Clonal sweeps and metastatic seeding. Across all six patients, a single subclonal lineage was the dominant source of distant metastasis, consistent with a clonal sweep model of metastatic dissemination. However, the finding that peritoneal/ovarian/lymph node metastases diverged earlier than liver metastases (and were evolutionarily independent) demonstrates that metastatic seeding can be spatiotemporally heterogeneous: a single “successful” lineage may not be the first to disseminate.

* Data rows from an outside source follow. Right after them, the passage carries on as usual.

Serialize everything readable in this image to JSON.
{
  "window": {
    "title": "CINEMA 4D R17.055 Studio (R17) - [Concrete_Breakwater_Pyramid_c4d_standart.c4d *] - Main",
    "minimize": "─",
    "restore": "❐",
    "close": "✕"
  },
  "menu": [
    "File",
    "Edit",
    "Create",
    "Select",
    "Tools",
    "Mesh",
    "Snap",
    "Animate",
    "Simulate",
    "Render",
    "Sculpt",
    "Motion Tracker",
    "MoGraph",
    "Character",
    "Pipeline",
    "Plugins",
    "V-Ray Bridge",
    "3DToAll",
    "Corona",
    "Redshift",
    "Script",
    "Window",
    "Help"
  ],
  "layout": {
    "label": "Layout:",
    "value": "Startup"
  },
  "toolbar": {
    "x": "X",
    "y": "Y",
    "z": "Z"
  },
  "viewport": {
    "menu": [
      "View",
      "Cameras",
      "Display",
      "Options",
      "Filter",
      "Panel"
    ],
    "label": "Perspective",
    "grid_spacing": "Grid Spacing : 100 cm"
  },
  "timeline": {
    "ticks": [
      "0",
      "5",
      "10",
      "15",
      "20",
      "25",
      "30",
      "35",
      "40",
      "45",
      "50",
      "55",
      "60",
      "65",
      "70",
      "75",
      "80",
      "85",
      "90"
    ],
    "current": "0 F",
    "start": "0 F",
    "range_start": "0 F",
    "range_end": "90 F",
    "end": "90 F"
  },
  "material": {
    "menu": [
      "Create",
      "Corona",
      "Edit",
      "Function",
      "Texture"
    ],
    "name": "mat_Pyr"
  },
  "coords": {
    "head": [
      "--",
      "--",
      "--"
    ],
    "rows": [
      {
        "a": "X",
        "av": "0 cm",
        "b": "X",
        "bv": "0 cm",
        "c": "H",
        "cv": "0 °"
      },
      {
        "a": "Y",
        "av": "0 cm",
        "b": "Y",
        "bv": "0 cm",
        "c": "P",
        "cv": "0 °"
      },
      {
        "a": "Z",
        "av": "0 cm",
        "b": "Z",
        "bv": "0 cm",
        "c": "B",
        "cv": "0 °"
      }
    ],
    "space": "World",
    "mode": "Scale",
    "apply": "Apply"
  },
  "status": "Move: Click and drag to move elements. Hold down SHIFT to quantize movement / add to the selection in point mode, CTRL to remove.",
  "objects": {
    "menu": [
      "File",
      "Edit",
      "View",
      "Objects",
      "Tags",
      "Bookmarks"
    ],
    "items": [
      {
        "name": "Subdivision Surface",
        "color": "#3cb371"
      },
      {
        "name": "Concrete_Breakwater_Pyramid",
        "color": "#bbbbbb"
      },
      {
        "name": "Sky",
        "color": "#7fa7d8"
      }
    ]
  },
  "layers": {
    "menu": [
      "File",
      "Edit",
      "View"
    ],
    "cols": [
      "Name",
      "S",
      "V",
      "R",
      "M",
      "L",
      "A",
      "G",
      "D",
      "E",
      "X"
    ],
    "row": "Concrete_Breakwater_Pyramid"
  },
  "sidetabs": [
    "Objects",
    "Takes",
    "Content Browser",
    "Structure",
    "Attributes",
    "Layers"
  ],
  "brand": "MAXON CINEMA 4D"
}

Mutational processes under selection. The correlation between SBSchemo and clock-like mutations has a direct implication for clonal evolution: it means that the per-cell-division mutation rate from chemotherapy is roughly constant, but the total mutational load on a lineage depends on how many divisions it undergoes during therapy. This shifts the interpretation of therapy-associated mutation burden from “how much mutagen was the patient exposed to” to “which lineages were dividing during exposure.” It also implies that dormant lineages — while resistant to chemotherapy-induced DNA damage — are not entirely passive: they may reactivate and contribute to relapse with a clean genomic slate, having accumulated fewer therapy-associated mutations.

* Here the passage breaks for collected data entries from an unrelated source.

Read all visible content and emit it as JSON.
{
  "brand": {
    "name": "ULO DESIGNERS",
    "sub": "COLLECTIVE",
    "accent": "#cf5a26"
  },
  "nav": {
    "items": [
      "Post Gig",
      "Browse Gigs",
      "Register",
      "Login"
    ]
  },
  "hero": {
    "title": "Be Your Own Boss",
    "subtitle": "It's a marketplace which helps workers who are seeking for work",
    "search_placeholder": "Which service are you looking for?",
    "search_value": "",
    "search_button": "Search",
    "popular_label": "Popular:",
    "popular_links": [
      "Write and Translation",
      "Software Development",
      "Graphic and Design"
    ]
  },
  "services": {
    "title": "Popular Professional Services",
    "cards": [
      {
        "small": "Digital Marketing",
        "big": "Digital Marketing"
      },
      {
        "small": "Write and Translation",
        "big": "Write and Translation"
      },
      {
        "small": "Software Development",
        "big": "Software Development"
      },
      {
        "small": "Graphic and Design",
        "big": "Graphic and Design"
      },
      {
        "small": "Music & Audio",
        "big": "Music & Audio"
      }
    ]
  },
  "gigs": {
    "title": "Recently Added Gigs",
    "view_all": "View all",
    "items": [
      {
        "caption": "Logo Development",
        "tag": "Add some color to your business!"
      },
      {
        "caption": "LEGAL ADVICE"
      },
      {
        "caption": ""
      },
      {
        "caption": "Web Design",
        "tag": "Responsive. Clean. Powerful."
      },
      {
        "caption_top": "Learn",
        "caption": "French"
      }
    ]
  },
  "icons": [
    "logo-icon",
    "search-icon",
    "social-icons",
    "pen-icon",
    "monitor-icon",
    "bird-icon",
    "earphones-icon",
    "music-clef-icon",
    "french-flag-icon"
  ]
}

Punctuated vs. gradual evolution. The paper documents both modes. CGRs (chromothripsis, ecDNA genesis) represent punctuated events. However, the finding that post-CGR regions continue to undergo secondary rearrangements complicates the binary distinction: a catastrophic event creates a permissive configuration that then evolves gradually. Similarly, ecDNA pool replacement demonstrates that extrachromosomal elements, once formed, continue to evolve dynamically.